- JBS SA, soon to be JBS Foods International, unveiled plans for the reorganization and details of its business via registration statements the company filed with the Securities and Exchange Commission earlier this month.
- "Under the reorganization, JBS S.A. will contribute all of its assets except its Brazilian beef business to a new holding company (designated as New Holdco)," Meat + Poultry reported. "New Holdco will be a wholly-owned subsidiary of JBS International. JBS S.A., the retained Brazilian business, will become a consolidated subsidiary of JBS Foods International but will still trade separately on the Brazilian stock exchange."
- JBS expects to complete the transaction in the fourth quarter.
JBS has focused on strategically expanding its portfolio in a wide range of segments, such as fresh and frozen whole meats and meat parts, processed and value-added meat products, and prepared products, such as frozen pizza and lasagna. But the company has also carefully expanded its presence in key global markets, including the U.S., Australia, Brazil and Europe.
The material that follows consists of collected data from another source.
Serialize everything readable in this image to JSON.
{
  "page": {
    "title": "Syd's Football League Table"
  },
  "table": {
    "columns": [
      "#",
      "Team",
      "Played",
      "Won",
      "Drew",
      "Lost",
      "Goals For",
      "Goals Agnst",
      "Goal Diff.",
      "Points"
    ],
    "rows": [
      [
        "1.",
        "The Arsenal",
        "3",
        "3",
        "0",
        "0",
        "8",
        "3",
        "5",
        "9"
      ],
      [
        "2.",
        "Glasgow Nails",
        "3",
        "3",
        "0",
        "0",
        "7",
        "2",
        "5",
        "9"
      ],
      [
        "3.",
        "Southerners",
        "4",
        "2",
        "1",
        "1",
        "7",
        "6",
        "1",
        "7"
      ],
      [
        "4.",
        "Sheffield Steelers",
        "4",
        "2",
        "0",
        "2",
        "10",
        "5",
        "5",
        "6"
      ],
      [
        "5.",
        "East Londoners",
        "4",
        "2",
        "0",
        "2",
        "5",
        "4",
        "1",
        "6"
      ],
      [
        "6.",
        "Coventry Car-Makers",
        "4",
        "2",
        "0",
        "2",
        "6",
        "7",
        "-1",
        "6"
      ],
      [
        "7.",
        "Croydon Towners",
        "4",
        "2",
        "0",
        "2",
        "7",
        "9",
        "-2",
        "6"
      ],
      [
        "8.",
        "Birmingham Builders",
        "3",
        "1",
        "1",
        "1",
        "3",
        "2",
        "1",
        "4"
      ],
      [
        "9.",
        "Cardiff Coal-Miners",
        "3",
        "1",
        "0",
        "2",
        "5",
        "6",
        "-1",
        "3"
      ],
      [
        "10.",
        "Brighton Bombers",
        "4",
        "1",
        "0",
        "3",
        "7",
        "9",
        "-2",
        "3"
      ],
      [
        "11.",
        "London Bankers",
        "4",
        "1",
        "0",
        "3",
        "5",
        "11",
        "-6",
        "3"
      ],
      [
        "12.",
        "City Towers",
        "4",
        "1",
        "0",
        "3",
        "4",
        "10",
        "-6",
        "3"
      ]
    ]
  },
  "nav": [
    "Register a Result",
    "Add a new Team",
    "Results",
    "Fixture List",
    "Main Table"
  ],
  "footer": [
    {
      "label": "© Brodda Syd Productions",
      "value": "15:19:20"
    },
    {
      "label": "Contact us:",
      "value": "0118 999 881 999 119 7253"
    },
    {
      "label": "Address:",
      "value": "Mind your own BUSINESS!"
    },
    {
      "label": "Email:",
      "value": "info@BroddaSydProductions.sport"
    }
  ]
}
This depth of portfolio and market penetration makes JBS Foods International a significant competitor for a wide range of meat companies, ranging from Tyson Foods to Hormel. Those companies don't necessarily always compete directly with each other, showing the extent to which JBS Foods has become a dominant global meat entity. This reorganization could upset the current U.S. meat market if other manufacturers don't determine how best to deal with the competition in its newest form.
By following JBS's history of acquisitive growth over the past half a century, meat producers and manufacturers in general can draw clues as to how to continue to expand across categories and continents without becoming unwieldy and unprofitable. Those are valuable lessons for companies like ConAgra, which has recently worked to downsize its overreaching portfolio through divestments and a spinoff.